As of Friday, Mayorkas told reporters that since Sept. 9, nearly 30,000 migrants, most of them Haitian, had been encountered by Border Patrol agents along the Rio Grande in Del Rio, Texas, where up to 15,000 people had gathered at one point in a makeshift encampment under a bridge.

Haitian aid workers unload food from a VM-22 Osprey at the airport, Saturday, Aug. 28, 2021, in Jeremie, Haiti. The VMM-266,
Aid workers unload food from a plane at the Jérémie Airport in Haiti in August. (Alex Brandon/AP)

By the end of the week, Mayorkas said that U.S. immigration officials had successfully cleared the Del Rio camp, with over 2,000 migrants placed on deportation flights to Haiti while thousands more had been transported to different parts of the border for processing. While Mayorkas has emphasized that the Biden administration is continuing to use a Trump-era public health order to expel most migrants, including Haitians, who attempt to cross the southern border, he noted Friday that roughly 12,400 of the Haitian migrants apprehended in Del Rio will be allowed to remain in the United States while they make the case for asylum or other protections before an immigration judge.

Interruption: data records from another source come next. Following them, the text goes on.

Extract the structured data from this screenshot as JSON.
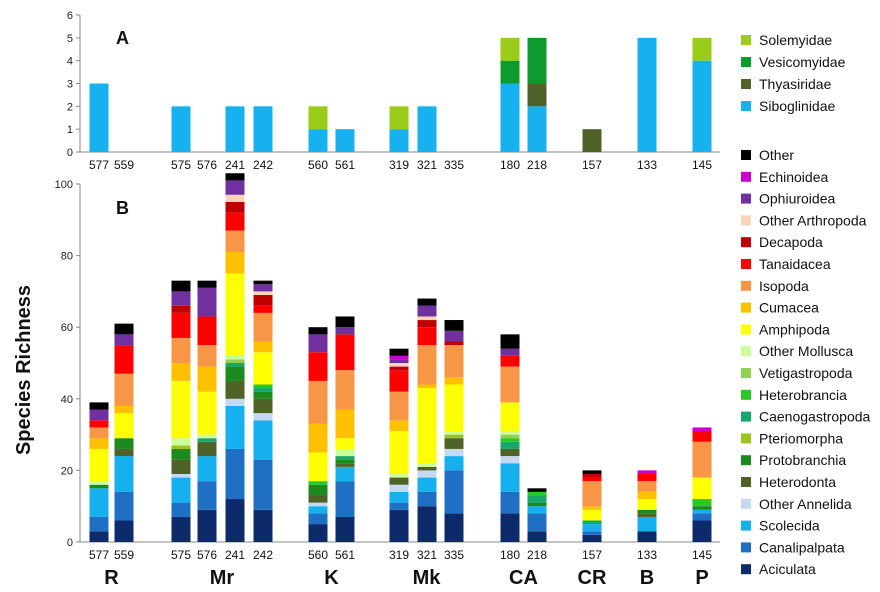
{
  "chart_data": [
    {
      "type": "bar",
      "stacked": true,
      "panel_label": "A",
      "categories": [
        "577",
        "559",
        "575",
        "576",
        "241",
        "242",
        "560",
        "561",
        "319",
        "321",
        "335",
        "180",
        "218",
        "157",
        "133",
        "145"
      ],
      "ylim": [
        0,
        6
      ],
      "yticks": [
        "0",
        "1",
        "2",
        "3",
        "4",
        "5",
        "6"
      ],
      "series": [
        {
          "name": "Siboglinidae",
          "color": "#17b1ef",
          "values": [
            3,
            0,
            2,
            0,
            2,
            2,
            1,
            1,
            1,
            2,
            0,
            3,
            2,
            0,
            5,
            4
          ]
        },
        {
          "name": "Thyasiridae",
          "color": "#4f6228",
          "values": [
            0,
            0,
            0,
            0,
            0,
            0,
            0,
            0,
            0,
            0,
            0,
            0,
            1,
            1,
            0,
            0
          ]
        },
        {
          "name": "Vesicomyidae",
          "color": "#0e9a2d",
          "values": [
            0,
            0,
            0,
            0,
            0,
            0,
            0,
            0,
            0,
            0,
            0,
            1,
            2,
            0,
            0,
            0
          ]
        },
        {
          "name": "Solemyidae",
          "color": "#9ccc1a",
          "values": [
            0,
            0,
            0,
            0,
            0,
            0,
            1,
            0,
            1,
            0,
            0,
            1,
            0,
            0,
            0,
            1
          ]
        }
      ]
    },
    {
      "type": "bar",
      "stacked": true,
      "panel_label": "B",
      "ylabel": "Species Richness",
      "categories": [
        "577",
        "559",
        "575",
        "576",
        "241",
        "242",
        "560",
        "561",
        "319",
        "321",
        "335",
        "180",
        "218",
        "157",
        "133",
        "145"
      ],
      "groups": [
        {
          "label": "R",
          "members": [
            "577",
            "559"
          ]
        },
        {
          "label": "Mr",
          "members": [
            "575",
            "576",
            "241",
            "242"
          ]
        },
        {
          "label": "K",
          "members": [
            "560",
            "561"
          ]
        },
        {
          "label": "Mk",
          "members": [
            "319",
            "321",
            "335"
          ]
        },
        {
          "label": "CA",
          "members": [
            "180",
            "218"
          ]
        },
        {
          "label": "CR",
          "members": [
            "157"
          ]
        },
        {
          "label": "B",
          "members": [
            "133"
          ]
        },
        {
          "label": "P",
          "members": [
            "145"
          ]
        }
      ],
      "ylim": [
        0,
        100
      ],
      "yticks": [
        "0",
        "20",
        "40",
        "60",
        "80",
        "100"
      ],
      "series": [
        {
          "name": "Aciculata",
          "color": "#0d2a6b",
          "values": [
            3,
            6,
            7,
            9,
            12,
            9,
            5,
            7,
            9,
            10,
            8,
            8,
            3,
            2,
            3,
            6
          ]
        },
        {
          "name": "Canalipalpata",
          "color": "#1f6fc4",
          "values": [
            4,
            8,
            4,
            8,
            14,
            14,
            3,
            10,
            2,
            4,
            12,
            6,
            5,
            1,
            0,
            2
          ]
        },
        {
          "name": "Scolecida",
          "color": "#16b0ee",
          "values": [
            8,
            10,
            7,
            7,
            12,
            11,
            2,
            4,
            3,
            4,
            4,
            8,
            2,
            2,
            4,
            1
          ]
        },
        {
          "name": "Other Annelida",
          "color": "#c6d9f1",
          "values": [
            0,
            0,
            1,
            0,
            2,
            2,
            1,
            0,
            2,
            2,
            2,
            2,
            0,
            0,
            0,
            0
          ]
        },
        {
          "name": "Heterodonta",
          "color": "#4f6228",
          "values": [
            0,
            2,
            4,
            4,
            5,
            4,
            2,
            1,
            2,
            1,
            3,
            2,
            0,
            0,
            1,
            0
          ]
        },
        {
          "name": "Protobranchia",
          "color": "#1d8a1d",
          "values": [
            1,
            3,
            3,
            0,
            4,
            2,
            3,
            1,
            0,
            0,
            0,
            0,
            1,
            0,
            1,
            1
          ]
        },
        {
          "name": "Pteriomorpha",
          "color": "#9bc41d",
          "values": [
            0,
            0,
            1,
            0,
            0,
            0,
            0,
            0,
            0,
            0,
            1,
            0,
            0,
            0,
            0,
            0
          ]
        },
        {
          "name": "Caenogastropoda",
          "color": "#18a76a",
          "values": [
            0,
            0,
            0,
            1,
            1,
            1,
            0,
            1,
            0,
            0,
            0,
            2,
            2,
            1,
            0,
            0
          ]
        },
        {
          "name": "Heterobrancia",
          "color": "#27c927",
          "values": [
            0,
            0,
            0,
            0,
            0,
            1,
            1,
            0,
            0,
            0,
            0,
            1,
            1,
            0,
            0,
            2
          ]
        },
        {
          "name": "Vetigastropoda",
          "color": "#92d050",
          "values": [
            0,
            0,
            0,
            0,
            1,
            0,
            0,
            0,
            0,
            0,
            0,
            1,
            0,
            0,
            0,
            0
          ]
        },
        {
          "name": "Other Mollusca",
          "color": "#ccff99",
          "values": [
            1,
            0,
            2,
            1,
            1,
            0,
            0,
            2,
            1,
            1,
            1,
            1,
            0,
            0,
            0,
            0
          ]
        },
        {
          "name": "Amphipoda",
          "color": "#ffff00",
          "values": [
            9,
            7,
            16,
            12,
            23,
            9,
            8,
            3,
            12,
            21,
            13,
            8,
            0,
            3,
            3,
            6
          ]
        },
        {
          "name": "Cumacea",
          "color": "#ffc000",
          "values": [
            3,
            2,
            5,
            7,
            6,
            3,
            8,
            8,
            3,
            1,
            2,
            0,
            0,
            1,
            2,
            0
          ]
        },
        {
          "name": "Isopoda",
          "color": "#f79646",
          "values": [
            3,
            9,
            7,
            6,
            6,
            8,
            12,
            11,
            8,
            11,
            9,
            10,
            0,
            7,
            3,
            10
          ]
        },
        {
          "name": "Tanaidacea",
          "color": "#ff0000",
          "values": [
            2,
            8,
            7,
            8,
            5,
            2,
            8,
            10,
            6,
            5,
            0,
            3,
            0,
            1,
            2,
            3
          ]
        },
        {
          "name": "Decapoda",
          "color": "#c00000",
          "values": [
            0,
            0,
            2,
            0,
            3,
            3,
            0,
            0,
            1,
            2,
            1,
            0,
            0,
            1,
            0,
            0
          ]
        },
        {
          "name": "Other Arthropoda",
          "color": "#fbd5b5",
          "values": [
            0,
            0,
            0,
            0,
            2,
            1,
            0,
            0,
            1,
            1,
            0,
            0,
            0,
            0,
            0,
            0
          ]
        },
        {
          "name": "Ophiuroidea",
          "color": "#7030a0",
          "values": [
            3,
            3,
            4,
            8,
            4,
            2,
            5,
            2,
            1,
            3,
            3,
            2,
            0,
            0,
            0,
            0
          ]
        },
        {
          "name": "Echinoidea",
          "color": "#cc00cc",
          "values": [
            0,
            0,
            0,
            0,
            0,
            0,
            0,
            0,
            1,
            0,
            0,
            0,
            0,
            0,
            1,
            1
          ]
        },
        {
          "name": "Other",
          "color": "#000000",
          "values": [
            2,
            3,
            3,
            2,
            2,
            1,
            2,
            3,
            2,
            2,
            3,
            4,
            1,
            1,
            0,
            0
          ]
        }
      ]
    }
  ]
}
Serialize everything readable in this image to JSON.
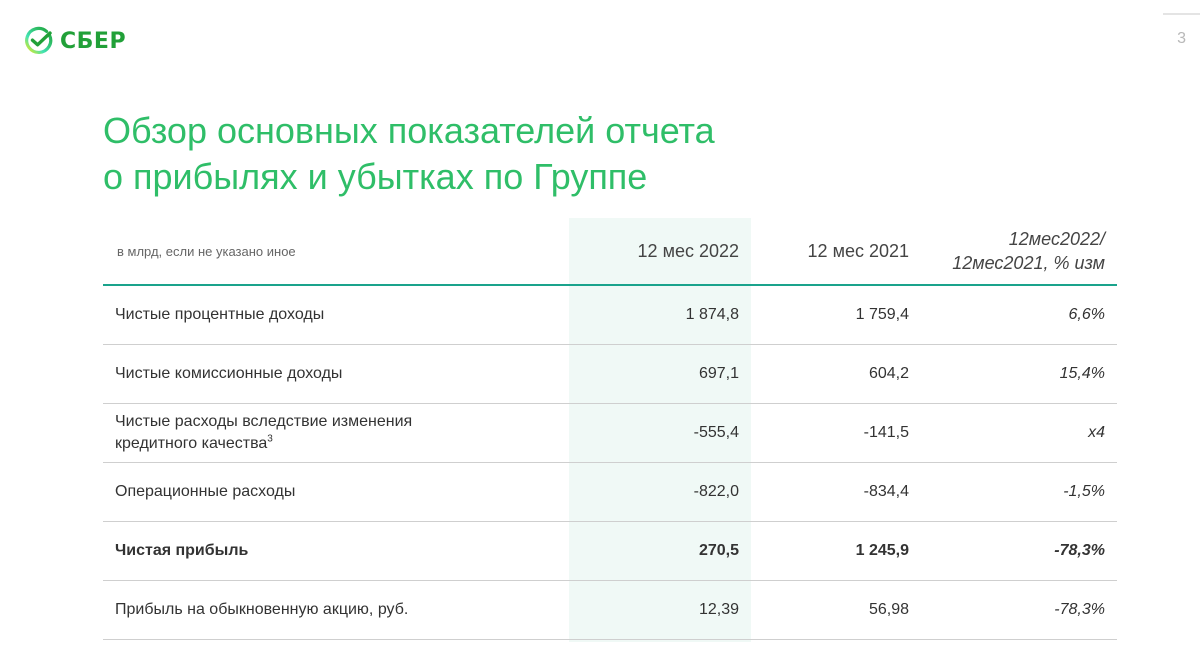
{
  "brand": {
    "name": "СБЕР",
    "color": "#21a038",
    "logo_icon": "sber-check-icon"
  },
  "page_number": "3",
  "title": {
    "line1": "Обзор основных показателей отчета",
    "line2": "о прибылях и убытках по Группе",
    "color": "#2fbe68"
  },
  "table": {
    "header": {
      "units": "в млрд, если не указано иное",
      "col_2022": "12 мес 2022",
      "col_2021": "12 мес 2021",
      "col_change_line1": "12мес2022/",
      "col_change_line2": "12мес2021, % изм"
    },
    "rows": [
      {
        "label": "Чистые процентные доходы",
        "y2022": "1 874,8",
        "y2021": "1 759,4",
        "change": "6,6%"
      },
      {
        "label": "Чистые комиссионные доходы",
        "y2022": "697,1",
        "y2021": "604,2",
        "change": "15,4%"
      },
      {
        "label_line1": "Чистые расходы вследствие изменения",
        "label_line2": "кредитного качества",
        "footnote": "3",
        "y2022": "-555,4",
        "y2021": "-141,5",
        "change": "x4"
      },
      {
        "label": "Операционные расходы",
        "y2022": "-822,0",
        "y2021": "-834,4",
        "change": "-1,5%"
      },
      {
        "label": "Чистая прибыль",
        "y2022": "270,5",
        "y2021": "1 245,9",
        "change": "-78,3%",
        "bold": true
      },
      {
        "label": "Прибыль на обыкновенную акцию, руб.",
        "y2022": "12,39",
        "y2021": "56,98",
        "change": "-78,3%"
      }
    ],
    "highlight_color": "#f0f9f6",
    "accent_line_color": "#1aa38c"
  }
}
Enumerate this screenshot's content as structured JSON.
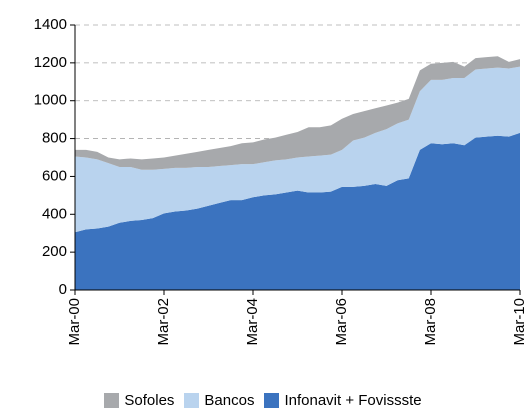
{
  "chart_data": {
    "type": "stacked-area",
    "categories": [
      "Mar-00",
      null,
      null,
      null,
      null,
      null,
      null,
      null,
      "Mar-02",
      null,
      null,
      null,
      null,
      null,
      null,
      null,
      "Mar-04",
      null,
      null,
      null,
      null,
      null,
      null,
      null,
      "Mar-06",
      null,
      null,
      null,
      null,
      null,
      null,
      null,
      "Mar-08",
      null,
      null,
      null,
      null,
      null,
      null,
      null,
      "Mar-10"
    ],
    "series": [
      {
        "name": "Sofoles",
        "color": "#a7a9ac",
        "values": [
          35,
          40,
          40,
          30,
          40,
          45,
          55,
          60,
          60,
          65,
          75,
          80,
          90,
          95,
          100,
          110,
          115,
          120,
          120,
          130,
          135,
          155,
          150,
          155,
          165,
          140,
          140,
          130,
          125,
          110,
          110,
          110,
          85,
          90,
          85,
          60,
          60,
          60,
          60,
          35,
          40
        ]
      },
      {
        "name": "Bancos",
        "color": "#b9d3ee",
        "values": [
          400,
          380,
          365,
          335,
          295,
          285,
          265,
          255,
          235,
          230,
          225,
          220,
          205,
          195,
          185,
          190,
          175,
          175,
          180,
          175,
          175,
          190,
          195,
          195,
          195,
          245,
          255,
          270,
          300,
          300,
          310,
          310,
          335,
          340,
          345,
          355,
          360,
          360,
          360,
          360,
          350
        ]
      },
      {
        "name": "Infonavit + Fovissste",
        "color": "#3b73bf",
        "values": [
          305,
          320,
          325,
          335,
          355,
          365,
          370,
          380,
          405,
          415,
          420,
          430,
          445,
          460,
          475,
          475,
          490,
          500,
          505,
          515,
          525,
          515,
          515,
          520,
          545,
          545,
          550,
          560,
          550,
          580,
          590,
          740,
          775,
          770,
          775,
          765,
          805,
          810,
          815,
          810,
          830
        ]
      }
    ],
    "ylim": [
      0,
      1400
    ],
    "yticks": [
      0,
      200,
      400,
      600,
      800,
      1000,
      1200,
      1400
    ],
    "grid": true
  }
}
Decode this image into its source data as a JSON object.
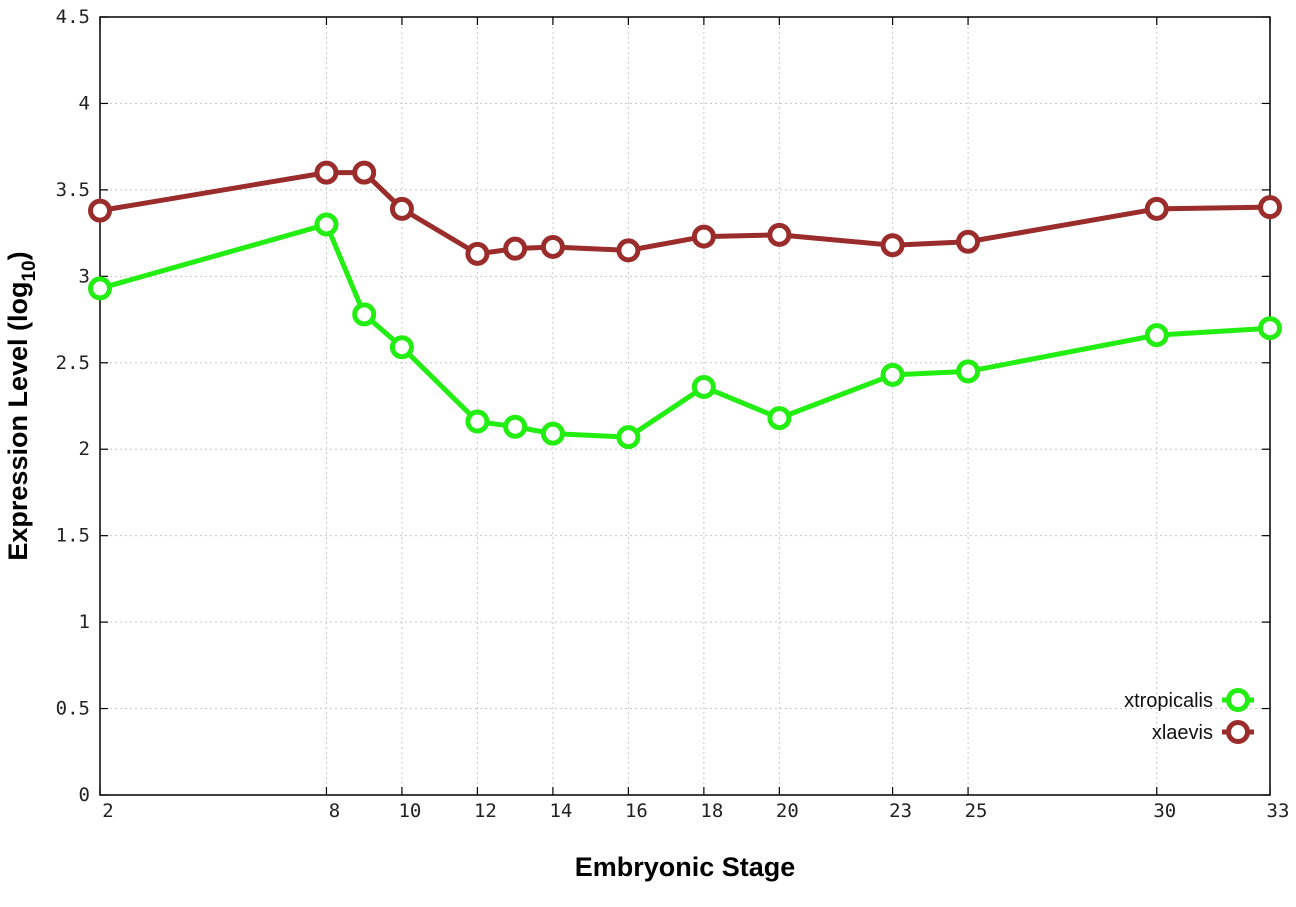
{
  "chart_data": {
    "type": "line",
    "xlabel": "Embryonic Stage",
    "ylabel_main": "Expression Level (log",
    "ylabel_sub": "10",
    "ylabel_close": ")",
    "xlim": [
      2,
      33
    ],
    "ylim": [
      0,
      4.5
    ],
    "x_ticks": [
      2,
      8,
      10,
      12,
      14,
      16,
      18,
      20,
      23,
      25,
      30,
      33
    ],
    "y_ticks": [
      0,
      0.5,
      1,
      1.5,
      2,
      2.5,
      3,
      3.5,
      4,
      4.5
    ],
    "y_tick_labels": [
      "0",
      "0.5",
      "1",
      "1.5",
      "2",
      "2.5",
      "3",
      "3.5",
      "4",
      "4.5"
    ],
    "grid": true,
    "legend_position": "bottom-right",
    "x": [
      2,
      8,
      9,
      10,
      12,
      13,
      14,
      16,
      18,
      20,
      23,
      25,
      30,
      33
    ],
    "series": [
      {
        "name": "xtropicalis",
        "color": "#22ee11",
        "values": [
          2.93,
          3.3,
          2.78,
          2.59,
          2.16,
          2.13,
          2.09,
          2.07,
          2.36,
          2.18,
          2.43,
          2.45,
          2.66,
          2.7
        ]
      },
      {
        "name": "xlaevis",
        "color": "#9b2c2c",
        "values": [
          3.38,
          3.6,
          3.6,
          3.39,
          3.13,
          3.16,
          3.17,
          3.15,
          3.23,
          3.24,
          3.18,
          3.2,
          3.39,
          3.4
        ]
      }
    ]
  }
}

Internal administration documents obtained by Yahoo News showed there were still migrants awaiting processing in Del Rio on Friday morning. Approximately 2,000 Haitian migrants have been bused to shelters in Houston, and hundreds more have been allowed to board domestic flights in San Antonio, according to a Sept. 24 “Sensitive But Unclassified, For Official Use Only” senior leadership brief produced by the Department of Health and Human Services.